Roy hesitated. He had put the syndicate together in the last week, but there were two full shares unsold. He could gamble on winning tomorrow and getting double their value as it stood the night before the race. ‘Come on,' his host said. ‘What happens tomorrow if he loses? I'm willing to take a chance –' Roy gave him a wide smile.

‘He isn't going to lose,' he said. ‘And I'm not selling till after the race.' He moved away. Downs had done a good job. It was all set up. He avoided a group composed of a major bookmaker with a chain of betting shops throughout east London and his girl friend, charitably described as a television dancer, and an ageing whizz kid, complete with trendy suit and rings, who looked after the furniture manufacturer's advertising account. Roy saw Patsy chatting to a youngish man, and turned away towards the bar. He would want her tonight. He would want that extraordinary sexual talent to take the knots out of his stomach and send him exhausted and sated into a deep sleep. He picked up a glass of champagne and sipped it. He didn't want to talk a lot of cock to the people there. He wanted to stay alone, until Patsy could take his mind off tomorrow. But he was going to win the Derby and he knew it. He also knew, that no matter what he did afterwards, whether he made millions more or lost everything, there would never again be this sense of anticipation so close to ecstasy that it was actual torment.

Downs was in the third pub on his progress through Epsom.
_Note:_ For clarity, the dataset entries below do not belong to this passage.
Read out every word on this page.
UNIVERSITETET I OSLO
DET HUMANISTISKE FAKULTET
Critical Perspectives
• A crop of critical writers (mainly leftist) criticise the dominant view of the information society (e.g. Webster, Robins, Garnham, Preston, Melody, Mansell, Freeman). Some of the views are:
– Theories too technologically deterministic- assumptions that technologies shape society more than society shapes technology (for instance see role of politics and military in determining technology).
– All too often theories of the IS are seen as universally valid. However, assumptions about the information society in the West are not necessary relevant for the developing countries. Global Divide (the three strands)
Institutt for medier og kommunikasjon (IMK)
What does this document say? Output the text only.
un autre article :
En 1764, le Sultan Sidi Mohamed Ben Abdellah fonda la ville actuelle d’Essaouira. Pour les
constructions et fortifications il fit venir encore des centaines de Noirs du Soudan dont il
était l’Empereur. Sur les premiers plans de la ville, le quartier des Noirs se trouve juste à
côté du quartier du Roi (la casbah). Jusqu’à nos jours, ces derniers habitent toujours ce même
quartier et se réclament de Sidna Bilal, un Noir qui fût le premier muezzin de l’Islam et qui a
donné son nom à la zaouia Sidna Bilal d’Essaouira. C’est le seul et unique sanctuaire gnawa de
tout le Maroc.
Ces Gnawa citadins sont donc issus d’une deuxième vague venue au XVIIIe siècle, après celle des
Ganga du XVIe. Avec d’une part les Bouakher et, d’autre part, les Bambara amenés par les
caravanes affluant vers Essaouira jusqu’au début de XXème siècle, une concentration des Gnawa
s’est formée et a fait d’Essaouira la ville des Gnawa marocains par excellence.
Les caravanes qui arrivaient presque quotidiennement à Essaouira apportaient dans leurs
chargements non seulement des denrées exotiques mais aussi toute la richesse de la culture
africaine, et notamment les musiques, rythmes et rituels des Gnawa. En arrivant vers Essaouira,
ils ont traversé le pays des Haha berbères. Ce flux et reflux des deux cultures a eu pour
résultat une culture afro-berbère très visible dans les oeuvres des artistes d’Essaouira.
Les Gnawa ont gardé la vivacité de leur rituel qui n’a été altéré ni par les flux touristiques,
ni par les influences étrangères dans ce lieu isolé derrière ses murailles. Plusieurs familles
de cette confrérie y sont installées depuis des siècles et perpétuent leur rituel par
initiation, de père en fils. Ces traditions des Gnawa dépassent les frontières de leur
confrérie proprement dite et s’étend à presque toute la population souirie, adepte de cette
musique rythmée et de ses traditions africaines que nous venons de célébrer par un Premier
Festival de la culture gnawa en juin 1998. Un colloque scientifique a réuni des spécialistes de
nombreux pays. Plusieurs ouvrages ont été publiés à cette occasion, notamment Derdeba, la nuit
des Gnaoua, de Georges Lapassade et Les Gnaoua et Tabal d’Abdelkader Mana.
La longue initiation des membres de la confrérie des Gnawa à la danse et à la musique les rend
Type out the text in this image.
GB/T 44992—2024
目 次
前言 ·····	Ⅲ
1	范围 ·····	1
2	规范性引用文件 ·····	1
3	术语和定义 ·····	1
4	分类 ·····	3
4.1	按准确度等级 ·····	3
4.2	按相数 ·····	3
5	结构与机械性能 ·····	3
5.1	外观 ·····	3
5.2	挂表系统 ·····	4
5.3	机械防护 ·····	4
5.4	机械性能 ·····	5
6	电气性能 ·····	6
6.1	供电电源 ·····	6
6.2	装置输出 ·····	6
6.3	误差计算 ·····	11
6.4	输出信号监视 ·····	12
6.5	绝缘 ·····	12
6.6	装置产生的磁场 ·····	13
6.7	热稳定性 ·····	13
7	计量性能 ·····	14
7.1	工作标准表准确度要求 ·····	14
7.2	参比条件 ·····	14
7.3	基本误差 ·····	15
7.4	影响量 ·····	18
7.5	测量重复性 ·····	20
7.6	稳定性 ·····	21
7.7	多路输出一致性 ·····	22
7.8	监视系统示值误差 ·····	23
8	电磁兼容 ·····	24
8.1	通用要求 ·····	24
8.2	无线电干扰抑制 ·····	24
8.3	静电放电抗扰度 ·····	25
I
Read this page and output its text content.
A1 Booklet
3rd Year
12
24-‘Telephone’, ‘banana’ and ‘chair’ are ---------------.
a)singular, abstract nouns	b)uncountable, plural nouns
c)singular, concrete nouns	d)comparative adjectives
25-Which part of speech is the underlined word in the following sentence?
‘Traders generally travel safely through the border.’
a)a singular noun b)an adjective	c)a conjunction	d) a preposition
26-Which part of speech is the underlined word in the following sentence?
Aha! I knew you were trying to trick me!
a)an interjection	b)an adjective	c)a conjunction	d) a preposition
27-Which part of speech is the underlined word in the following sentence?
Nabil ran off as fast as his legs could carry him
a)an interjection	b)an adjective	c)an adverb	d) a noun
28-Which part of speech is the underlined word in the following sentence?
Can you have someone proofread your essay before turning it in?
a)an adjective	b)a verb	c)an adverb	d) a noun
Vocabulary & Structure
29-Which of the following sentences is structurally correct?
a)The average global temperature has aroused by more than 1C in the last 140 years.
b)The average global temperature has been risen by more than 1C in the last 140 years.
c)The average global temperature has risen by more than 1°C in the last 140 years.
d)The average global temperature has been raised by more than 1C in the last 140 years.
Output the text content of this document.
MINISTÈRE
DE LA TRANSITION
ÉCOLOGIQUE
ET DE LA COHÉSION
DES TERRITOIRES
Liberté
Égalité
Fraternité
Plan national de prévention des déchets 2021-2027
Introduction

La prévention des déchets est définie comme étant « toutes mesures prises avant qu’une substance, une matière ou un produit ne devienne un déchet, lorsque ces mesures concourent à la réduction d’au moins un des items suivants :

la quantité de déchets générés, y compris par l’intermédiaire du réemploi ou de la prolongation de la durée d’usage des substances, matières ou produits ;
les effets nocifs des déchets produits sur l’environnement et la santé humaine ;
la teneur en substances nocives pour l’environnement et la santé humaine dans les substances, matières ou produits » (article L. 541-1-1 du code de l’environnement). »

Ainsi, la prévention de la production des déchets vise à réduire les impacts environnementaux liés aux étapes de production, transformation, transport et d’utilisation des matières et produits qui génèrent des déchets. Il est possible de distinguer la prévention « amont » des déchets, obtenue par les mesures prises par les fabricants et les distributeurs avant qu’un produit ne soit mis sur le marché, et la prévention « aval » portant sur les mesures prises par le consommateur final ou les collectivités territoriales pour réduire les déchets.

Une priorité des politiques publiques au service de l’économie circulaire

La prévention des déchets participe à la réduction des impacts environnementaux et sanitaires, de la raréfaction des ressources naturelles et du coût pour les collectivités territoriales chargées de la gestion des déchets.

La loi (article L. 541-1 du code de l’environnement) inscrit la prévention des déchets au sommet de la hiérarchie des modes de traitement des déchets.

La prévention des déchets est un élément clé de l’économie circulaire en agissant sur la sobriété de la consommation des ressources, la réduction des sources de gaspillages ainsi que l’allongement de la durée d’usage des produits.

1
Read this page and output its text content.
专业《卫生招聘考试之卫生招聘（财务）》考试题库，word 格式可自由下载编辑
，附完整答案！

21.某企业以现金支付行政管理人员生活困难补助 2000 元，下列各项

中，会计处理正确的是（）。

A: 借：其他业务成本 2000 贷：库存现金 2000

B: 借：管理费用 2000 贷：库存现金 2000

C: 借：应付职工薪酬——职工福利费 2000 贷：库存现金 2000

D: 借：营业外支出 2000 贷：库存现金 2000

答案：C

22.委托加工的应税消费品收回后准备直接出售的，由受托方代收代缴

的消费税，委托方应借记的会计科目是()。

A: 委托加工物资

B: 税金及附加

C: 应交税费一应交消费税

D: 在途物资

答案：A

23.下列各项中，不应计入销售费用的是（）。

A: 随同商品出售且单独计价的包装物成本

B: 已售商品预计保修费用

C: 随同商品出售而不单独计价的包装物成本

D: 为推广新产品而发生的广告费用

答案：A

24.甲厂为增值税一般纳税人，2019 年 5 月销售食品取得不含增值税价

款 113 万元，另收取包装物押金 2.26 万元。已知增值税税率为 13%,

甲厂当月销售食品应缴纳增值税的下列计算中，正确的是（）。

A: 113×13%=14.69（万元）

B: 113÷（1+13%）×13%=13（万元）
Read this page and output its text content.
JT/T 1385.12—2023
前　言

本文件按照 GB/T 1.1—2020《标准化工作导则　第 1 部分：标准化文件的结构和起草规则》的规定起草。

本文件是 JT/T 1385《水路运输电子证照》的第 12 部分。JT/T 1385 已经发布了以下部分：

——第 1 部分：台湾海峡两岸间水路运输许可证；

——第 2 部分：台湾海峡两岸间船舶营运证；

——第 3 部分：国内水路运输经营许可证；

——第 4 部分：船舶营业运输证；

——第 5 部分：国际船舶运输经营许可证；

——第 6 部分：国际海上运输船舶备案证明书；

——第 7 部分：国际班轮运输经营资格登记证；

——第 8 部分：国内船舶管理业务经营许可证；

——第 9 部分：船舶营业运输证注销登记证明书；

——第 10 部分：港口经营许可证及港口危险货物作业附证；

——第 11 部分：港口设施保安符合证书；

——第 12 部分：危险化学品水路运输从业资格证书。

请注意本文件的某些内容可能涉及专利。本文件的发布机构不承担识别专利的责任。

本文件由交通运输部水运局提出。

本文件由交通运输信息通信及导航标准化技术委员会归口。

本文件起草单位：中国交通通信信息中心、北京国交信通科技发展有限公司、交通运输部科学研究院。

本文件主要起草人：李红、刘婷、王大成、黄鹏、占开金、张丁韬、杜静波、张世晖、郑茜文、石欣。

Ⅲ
He was drinking Guinness followed by chasers of whisky, and he was weaving slightly as he stood holding onto the bar. He had started out by himself, and soon found company. Farrant had treated him well. He had a wad of money and more to come. He talked about everything, about his old career as a jockey, boasting about the races he had won and the personalities he'd known. As he was buying the drinks, he had a captive audience. He watched them, focusing with difficulty; greedy bastards, sopping it up, thinking he didn't know they were codding him along while the drinks kept coming. He didn't mind paying. He liked a bit of company, and he liked talking about himself. There was no harm in that; he
had
ridden in the bloody Leger, and the Two Thousand Guineas, and won some decent races before the bottle started getting the better of him. Not that it mattered. Fuck-all difference it made in the end. So long as he talked about himself, and not about anything else. Not about the race tomorrow. Somebody asked him what he fancied and he mumbled about a couple of outsiders as long shots. Nothing else was worth backing. The odds were too short. He slid away from the subject of the Derby. One young lad, too cheeky for his own good, piped up and asked him if he'd ever ridden in the race.

Downs looked at him with contempt, seeing two peaked, jeering little faces instead of one. ‘No,' he said. ‘But I would have done. Drink was the ruination of me riding career.' When they laughed he didn't join them. A tear welled up in his eye. It was the truth. He was just a crooked little runner, doing the dirty work.… By Christ he'd done a bit of dirty work for Farrant in the last few days.… No wonder he'd given him a hundred quid on account and promised him five hundred after the race … no wonder. Six horses. Six bloody horses. That grey wouldn't stand a chance in hell. He put the thought out of his mind. Not to be thought about. Or spoken of. Never. Like what happened to David Long. What had happened to other horses, other jockeys. Barry Lawrence got himself killed.… He took a deep breath, tipped the last of the whisky down, and made his way out of the bar into the fresh air. There was another pub a couple of hundred yards further on. Nice little place. He'd find a new crowd there. He was drunk, but a long way from losing his legs or passing out. He wandered off towards his goal.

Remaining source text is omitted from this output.